After sharing a September 2020 video of him performing Bhangra on the front lawn of the Legislative Assembly of British Columbia, Pandher was invited by B.C. Legislature representatives to film a video with their staff. Subsequently, he also posted dance videos with members of the Victoria Police Department (VicPD), Central Saanich Police Service, Oak Bay Police Department, Westshore RCMP, and Duncan/North Cowichan RCMP. A video of him performing Bhangra in the Pacific Rim National Park Reserve on Vancouver Island was recognized as "Tofino's Top 10 Sports and Art Stories of 2020" by British Columbia Local News.

=== Film and television ===
In September 2020, Pandher appeared in Suzanne Crocker's First We Eat, a film about food sovereignty in Northern Canada, produced by Dawson City.

=== Books ===
Pandher authored Mitti De Ghar ("Clay homes"), a Punjabi language poetry anthology published by New Delhi-based Aarsi Publishers. The book consists of poems and songs written by Pandher in his early years.

In 2023, he was one of the panellists on Canada Reads, discussing Dimitri Nasrallah's novel Hotline.

=== Other engagements and ventures ===
Amid the Covid-19 pandemic, as schools began to shut down, Pandher began to offer accessible, pay-what-you-can, virtual Bhangra lessons.
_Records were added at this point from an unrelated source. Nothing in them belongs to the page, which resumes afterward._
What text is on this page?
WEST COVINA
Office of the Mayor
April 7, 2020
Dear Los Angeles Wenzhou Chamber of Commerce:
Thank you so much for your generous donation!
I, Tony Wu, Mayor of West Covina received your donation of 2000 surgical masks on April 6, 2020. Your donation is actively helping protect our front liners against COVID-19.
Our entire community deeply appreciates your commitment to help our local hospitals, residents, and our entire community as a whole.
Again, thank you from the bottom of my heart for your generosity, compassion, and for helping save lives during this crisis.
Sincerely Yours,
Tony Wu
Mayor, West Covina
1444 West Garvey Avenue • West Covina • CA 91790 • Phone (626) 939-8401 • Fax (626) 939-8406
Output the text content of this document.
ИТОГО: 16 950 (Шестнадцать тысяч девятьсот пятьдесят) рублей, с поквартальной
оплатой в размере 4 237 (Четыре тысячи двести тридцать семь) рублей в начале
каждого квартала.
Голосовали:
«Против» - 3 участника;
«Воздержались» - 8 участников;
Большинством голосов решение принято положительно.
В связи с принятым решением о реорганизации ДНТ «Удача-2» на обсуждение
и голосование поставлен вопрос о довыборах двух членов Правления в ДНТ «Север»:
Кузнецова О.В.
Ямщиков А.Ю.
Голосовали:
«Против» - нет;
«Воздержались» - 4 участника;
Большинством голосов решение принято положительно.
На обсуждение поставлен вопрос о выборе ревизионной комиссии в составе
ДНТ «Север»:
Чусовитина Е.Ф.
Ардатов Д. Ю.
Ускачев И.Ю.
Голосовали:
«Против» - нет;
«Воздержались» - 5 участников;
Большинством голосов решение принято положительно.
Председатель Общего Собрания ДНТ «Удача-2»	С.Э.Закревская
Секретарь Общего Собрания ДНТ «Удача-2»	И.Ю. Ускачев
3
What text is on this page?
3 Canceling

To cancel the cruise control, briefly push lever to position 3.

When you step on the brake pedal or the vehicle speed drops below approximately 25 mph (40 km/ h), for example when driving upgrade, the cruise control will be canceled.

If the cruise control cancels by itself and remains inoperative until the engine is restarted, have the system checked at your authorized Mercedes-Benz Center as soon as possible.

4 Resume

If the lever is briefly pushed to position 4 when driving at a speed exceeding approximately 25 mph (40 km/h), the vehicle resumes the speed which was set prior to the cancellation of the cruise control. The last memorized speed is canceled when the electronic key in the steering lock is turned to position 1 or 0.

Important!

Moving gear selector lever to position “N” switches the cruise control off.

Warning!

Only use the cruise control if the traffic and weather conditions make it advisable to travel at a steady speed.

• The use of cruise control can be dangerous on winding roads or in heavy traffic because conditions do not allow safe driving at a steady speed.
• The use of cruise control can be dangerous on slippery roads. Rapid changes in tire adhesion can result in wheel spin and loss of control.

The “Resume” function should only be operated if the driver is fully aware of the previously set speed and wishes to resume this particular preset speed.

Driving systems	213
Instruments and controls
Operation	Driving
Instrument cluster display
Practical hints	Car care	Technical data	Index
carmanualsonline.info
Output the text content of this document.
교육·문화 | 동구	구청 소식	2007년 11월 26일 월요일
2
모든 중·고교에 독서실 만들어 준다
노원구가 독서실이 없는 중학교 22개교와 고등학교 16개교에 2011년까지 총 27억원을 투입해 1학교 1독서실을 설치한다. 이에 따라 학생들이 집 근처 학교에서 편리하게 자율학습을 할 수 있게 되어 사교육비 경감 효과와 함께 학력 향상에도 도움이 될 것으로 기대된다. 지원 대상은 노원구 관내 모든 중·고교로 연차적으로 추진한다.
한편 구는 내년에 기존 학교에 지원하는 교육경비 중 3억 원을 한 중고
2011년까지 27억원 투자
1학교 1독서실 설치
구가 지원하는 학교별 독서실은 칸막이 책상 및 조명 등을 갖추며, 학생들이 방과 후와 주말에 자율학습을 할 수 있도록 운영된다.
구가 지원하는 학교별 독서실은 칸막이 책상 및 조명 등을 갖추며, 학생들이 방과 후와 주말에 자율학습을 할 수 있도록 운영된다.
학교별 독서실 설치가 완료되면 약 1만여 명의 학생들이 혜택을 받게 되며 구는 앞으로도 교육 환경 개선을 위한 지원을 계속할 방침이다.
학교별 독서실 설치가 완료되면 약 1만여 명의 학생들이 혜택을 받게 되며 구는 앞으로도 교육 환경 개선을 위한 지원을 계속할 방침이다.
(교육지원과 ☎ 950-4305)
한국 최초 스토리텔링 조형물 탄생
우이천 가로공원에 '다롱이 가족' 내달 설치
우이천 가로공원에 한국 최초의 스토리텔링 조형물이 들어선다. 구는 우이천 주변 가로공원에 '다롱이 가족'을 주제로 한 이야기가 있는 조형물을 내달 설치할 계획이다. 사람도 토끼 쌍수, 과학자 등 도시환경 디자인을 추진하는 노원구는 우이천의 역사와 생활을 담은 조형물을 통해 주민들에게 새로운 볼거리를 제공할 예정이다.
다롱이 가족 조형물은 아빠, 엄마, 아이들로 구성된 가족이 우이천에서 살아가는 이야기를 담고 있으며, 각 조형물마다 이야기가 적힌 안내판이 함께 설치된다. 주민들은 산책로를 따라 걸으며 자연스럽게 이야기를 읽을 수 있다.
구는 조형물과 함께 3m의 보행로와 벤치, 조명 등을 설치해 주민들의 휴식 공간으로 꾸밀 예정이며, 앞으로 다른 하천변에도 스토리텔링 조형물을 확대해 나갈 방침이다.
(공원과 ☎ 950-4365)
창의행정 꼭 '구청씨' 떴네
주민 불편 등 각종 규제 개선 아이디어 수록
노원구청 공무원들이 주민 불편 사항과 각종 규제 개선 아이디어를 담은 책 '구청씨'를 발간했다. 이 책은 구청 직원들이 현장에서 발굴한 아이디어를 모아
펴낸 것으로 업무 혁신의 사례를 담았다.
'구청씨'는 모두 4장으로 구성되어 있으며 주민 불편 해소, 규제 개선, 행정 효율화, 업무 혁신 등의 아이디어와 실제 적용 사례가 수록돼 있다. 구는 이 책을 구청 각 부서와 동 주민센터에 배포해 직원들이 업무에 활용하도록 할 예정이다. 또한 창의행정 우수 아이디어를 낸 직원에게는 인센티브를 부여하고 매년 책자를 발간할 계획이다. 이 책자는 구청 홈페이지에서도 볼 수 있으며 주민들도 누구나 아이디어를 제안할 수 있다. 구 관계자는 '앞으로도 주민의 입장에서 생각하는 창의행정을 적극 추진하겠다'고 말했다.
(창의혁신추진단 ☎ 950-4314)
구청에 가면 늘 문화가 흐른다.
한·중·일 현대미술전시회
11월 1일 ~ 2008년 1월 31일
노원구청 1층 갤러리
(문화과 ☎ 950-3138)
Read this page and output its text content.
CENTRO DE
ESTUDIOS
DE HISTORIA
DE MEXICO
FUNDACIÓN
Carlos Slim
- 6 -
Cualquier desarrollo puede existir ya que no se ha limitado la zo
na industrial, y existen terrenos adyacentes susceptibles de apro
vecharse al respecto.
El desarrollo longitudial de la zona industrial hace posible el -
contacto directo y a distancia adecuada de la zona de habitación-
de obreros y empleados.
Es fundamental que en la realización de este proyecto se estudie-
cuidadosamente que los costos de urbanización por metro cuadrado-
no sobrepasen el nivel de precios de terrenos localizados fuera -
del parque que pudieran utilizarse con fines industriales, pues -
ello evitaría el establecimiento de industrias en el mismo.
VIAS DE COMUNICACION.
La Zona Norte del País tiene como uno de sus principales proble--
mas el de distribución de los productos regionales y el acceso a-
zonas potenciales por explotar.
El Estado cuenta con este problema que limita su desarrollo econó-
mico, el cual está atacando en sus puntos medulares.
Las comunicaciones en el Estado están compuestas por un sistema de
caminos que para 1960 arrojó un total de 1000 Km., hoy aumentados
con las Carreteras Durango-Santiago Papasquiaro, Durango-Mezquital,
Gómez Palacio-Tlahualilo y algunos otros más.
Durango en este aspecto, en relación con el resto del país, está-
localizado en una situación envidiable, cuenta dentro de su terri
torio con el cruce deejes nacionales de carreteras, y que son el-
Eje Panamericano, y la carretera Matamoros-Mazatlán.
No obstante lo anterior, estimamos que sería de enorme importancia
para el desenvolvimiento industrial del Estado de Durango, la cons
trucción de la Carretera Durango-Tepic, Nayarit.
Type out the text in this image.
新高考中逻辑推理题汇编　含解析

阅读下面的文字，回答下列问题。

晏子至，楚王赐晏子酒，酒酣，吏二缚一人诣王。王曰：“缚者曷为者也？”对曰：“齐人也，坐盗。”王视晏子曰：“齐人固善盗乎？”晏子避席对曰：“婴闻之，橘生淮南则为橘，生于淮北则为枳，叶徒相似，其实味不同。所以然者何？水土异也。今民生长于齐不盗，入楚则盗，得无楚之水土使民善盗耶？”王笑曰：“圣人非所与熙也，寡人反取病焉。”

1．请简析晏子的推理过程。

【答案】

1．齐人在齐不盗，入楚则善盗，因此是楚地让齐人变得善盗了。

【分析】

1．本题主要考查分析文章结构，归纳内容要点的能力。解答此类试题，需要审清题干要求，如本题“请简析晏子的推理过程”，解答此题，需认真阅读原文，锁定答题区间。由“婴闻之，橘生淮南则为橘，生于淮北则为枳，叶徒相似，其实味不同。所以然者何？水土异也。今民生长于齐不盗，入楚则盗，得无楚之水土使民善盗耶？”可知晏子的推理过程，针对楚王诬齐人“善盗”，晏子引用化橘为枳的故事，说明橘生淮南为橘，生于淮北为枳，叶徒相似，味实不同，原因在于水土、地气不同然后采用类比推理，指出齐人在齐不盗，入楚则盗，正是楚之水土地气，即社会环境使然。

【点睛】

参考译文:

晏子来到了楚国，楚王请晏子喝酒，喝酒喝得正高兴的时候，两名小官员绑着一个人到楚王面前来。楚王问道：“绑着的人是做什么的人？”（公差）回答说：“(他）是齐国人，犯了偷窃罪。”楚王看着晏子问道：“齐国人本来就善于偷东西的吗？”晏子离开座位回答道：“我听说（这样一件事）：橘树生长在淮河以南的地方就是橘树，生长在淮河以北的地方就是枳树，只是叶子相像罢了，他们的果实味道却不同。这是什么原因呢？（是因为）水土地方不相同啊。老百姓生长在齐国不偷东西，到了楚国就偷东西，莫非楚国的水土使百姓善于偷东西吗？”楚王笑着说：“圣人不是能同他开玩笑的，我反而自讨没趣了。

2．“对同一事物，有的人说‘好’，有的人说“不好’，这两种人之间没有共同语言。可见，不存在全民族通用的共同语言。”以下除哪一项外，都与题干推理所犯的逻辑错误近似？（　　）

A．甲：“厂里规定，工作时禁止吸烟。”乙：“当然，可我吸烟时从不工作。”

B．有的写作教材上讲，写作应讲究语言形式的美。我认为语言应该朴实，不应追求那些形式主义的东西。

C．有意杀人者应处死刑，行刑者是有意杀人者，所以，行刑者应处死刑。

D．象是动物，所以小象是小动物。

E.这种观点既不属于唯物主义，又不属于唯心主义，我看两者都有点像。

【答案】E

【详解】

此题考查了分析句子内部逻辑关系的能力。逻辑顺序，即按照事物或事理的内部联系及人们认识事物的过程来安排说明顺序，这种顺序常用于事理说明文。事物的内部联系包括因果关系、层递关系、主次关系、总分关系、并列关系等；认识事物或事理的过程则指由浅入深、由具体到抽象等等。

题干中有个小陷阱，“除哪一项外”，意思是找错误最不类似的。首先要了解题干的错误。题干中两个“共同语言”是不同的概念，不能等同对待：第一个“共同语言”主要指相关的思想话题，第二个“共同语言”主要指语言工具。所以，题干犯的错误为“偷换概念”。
In December 2020, Pandher was featured on the cover of Explore, a Canadian adventure and outdoor lifestyle magazine. In 2021, he teamed up with TransLink to create a Bhangra videos encouraging travelers to wear masks while using the Skytrain and other transit services. Pandher appeared on CBC Q's talk show called What're You At? with Tom Power.

In 2016, while dancing to traditional Celtic music by a local band in Whitehorse, Yukon, Pandher noticed how "in sync" the Bhangra dance can be with Scottish or Irish music. This led to the inception of "Bhangra: Dance of Punjab," a live cross-cultural music and dance show featuring a performance by Pandher set to both traditional Punjabi music as well as Irish and Scottish music. The show also included performances by Can-can dancers, Irish dancers, Highland dancers, and musicians from different cultures.

== Awards and honours ==

=== 2026 ===
- Meritorious Service Medal (Civil Division), presented by Governor General Louise Arbour at Rideau Hall in Ottawa, for using "social media and community events to spread joy and hope, and to champion inclusion".

=== 2023 ===
- Honorary Doctor of Laws conferred by Memorial University of Newfoundland at its May 18, 2023 convocation, one of 14 honorary degrees awarded that year.

=== 2021 ===
- Canadian Public Relations Society National President's Award for Outstanding Public Relations and Communications Management.
- One of the Top 25 Canadian Immigrant Awards recipients, presented by Canadian Immigrant and Western Union during the 13th annual edition of the award.
- Royal Canadian Geographical Society's Louie Kamookak Medal, awarded for "bridging cross-cultural divides, promoting inclusivity and spreading optimism and joy" through his work during the COVID-19 pandemic.
- Government of Yukon's annual Community Recreation and Leadership Award "for promoting active living through Bhangra" in the Yukon Territory.